HFD-fed males experience higher neuroinflammation than females, likely because they accumulate more visceral fat, which provides a source of pro-inflammatory macrophages that migrate to other tissues, including the hypothalamus. Our findings may explain the male bias for neuroinflammation and the metabolic syndrome. Together, our results demonstrate a new connection between the adipose tissue and the hypothalamus in obesity that contributes to neuroinflammation and hypothalamic pathologies.
肥胖的特征是全身炎症和下丘脑神经炎症。全身炎症是由浸润肥胖脂肪组织的巨噬细胞引起的。我们之前的研究表明,高脂肪饮食(HFD)喂养的雄性小鼠除了激活常驻小胶质细胞外,还表现出外周巨噬细胞浸润到下丘脑。由于这种浸润有助于神经炎症和神经元损伤,因此本文我们描述了 HFD 小鼠下丘脑巨噬细胞的表型和来源。
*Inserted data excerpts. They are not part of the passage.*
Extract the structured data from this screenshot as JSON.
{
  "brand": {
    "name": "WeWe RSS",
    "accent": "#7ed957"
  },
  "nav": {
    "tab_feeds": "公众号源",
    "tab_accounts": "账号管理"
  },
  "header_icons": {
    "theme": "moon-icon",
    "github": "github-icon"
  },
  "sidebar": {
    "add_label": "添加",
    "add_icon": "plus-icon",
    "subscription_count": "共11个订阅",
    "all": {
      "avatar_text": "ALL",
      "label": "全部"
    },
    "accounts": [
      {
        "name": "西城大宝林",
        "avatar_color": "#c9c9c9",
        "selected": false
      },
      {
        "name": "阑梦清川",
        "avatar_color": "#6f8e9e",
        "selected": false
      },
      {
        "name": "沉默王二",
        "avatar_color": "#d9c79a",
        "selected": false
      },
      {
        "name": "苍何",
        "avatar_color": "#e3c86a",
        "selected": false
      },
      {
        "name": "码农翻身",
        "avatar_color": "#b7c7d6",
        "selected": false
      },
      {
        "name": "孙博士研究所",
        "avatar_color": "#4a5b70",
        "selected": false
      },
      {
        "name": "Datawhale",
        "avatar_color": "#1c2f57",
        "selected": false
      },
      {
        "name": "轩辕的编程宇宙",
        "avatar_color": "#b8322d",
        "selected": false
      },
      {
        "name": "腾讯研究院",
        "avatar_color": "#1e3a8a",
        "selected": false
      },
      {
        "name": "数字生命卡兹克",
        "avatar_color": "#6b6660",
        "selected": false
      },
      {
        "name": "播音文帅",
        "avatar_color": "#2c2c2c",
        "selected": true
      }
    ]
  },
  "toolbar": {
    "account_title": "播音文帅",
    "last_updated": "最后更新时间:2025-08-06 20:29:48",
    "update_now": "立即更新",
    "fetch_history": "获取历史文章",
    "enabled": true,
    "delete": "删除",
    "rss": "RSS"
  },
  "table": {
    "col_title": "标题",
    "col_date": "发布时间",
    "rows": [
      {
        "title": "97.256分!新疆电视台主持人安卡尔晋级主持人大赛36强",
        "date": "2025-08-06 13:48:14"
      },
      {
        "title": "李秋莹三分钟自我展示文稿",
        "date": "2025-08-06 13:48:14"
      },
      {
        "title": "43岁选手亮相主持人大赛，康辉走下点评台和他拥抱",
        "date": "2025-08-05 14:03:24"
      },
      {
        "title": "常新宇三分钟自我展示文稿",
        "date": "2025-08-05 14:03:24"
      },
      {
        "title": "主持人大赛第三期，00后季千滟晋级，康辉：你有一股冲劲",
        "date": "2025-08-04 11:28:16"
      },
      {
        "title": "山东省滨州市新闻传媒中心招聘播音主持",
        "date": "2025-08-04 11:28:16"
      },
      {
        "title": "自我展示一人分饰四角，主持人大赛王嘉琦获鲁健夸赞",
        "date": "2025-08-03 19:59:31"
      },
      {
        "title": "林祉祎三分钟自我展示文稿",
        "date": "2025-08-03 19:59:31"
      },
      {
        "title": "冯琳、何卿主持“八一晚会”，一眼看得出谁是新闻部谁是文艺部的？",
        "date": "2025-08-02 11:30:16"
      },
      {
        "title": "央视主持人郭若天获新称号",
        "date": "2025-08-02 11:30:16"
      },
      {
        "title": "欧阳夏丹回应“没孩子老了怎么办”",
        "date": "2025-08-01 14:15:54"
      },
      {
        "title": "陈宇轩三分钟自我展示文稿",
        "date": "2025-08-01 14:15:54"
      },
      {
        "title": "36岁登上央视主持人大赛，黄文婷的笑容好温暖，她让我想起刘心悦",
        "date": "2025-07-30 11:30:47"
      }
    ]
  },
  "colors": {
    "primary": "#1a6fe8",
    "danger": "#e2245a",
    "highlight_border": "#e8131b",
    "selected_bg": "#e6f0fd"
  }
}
C57BL/6J 小鼠分别用 HFD(60%热量来自脂肪)或含有匹配蔗糖水平的对照饮食喂养 12-16 周。雄性和雌性小鼠分别进行分析,以确定 HFD 对雄性和雌性小鼠的性别特异性反应。通过使用 NanoString 神经炎症面板,确定了与瘦对照组相比,HFD 喂养的雄性和雌性小鼠下丘脑两个不同区域的下丘脑基因表达差异。通过流式细胞术分析浸润到 HFD 喂养小鼠下丘脑的巨噬细胞的表型变化,并与脂肪组织和腹腔巨噬细胞的变化进行比较。进行脂肪组织移植以确定下丘脑巨噬细胞的来源。
我们确定了下丘脑基因表达谱显示出性别特异性和区域特异性的饮食诱导变化。性别特异性变化包括雄性变化更大,而区域特异性变化包括围绕正中隆起的区域变化更大。鉴定出一些可能为雌性小鼠提供部分保护的基因。我们还发现,饮食诱导的巨噬细胞向下丘脑、脂肪组织和腹腔的迁移发生了变化,特别是在雄性中。此外,我们确定,浸润到下丘脑的巨噬细胞表达促炎标志物和代谢激活巨噬细胞的标志物,与 HFD 喂养小鼠的脂肪组织巨噬细胞的标志物相同。通过脂肪组织移植,我们证明下丘脑巨噬细胞可以源自内脏脂肪组织。
与女性相比,HFD 喂养的雄性经历更高的神经炎症,这可能是因为他们积累了更多的内脏脂肪,这为迁移到其他组织(包括下丘脑)的促炎巨噬细胞提供了来源。我们的发现可能解释了男性对神经炎症和代谢综合征的偏向。总之,我们的研究结果表明,肥胖症中脂肪组织和下丘脑之间存在新的联系,这有助于神经炎症和下丘脑病变。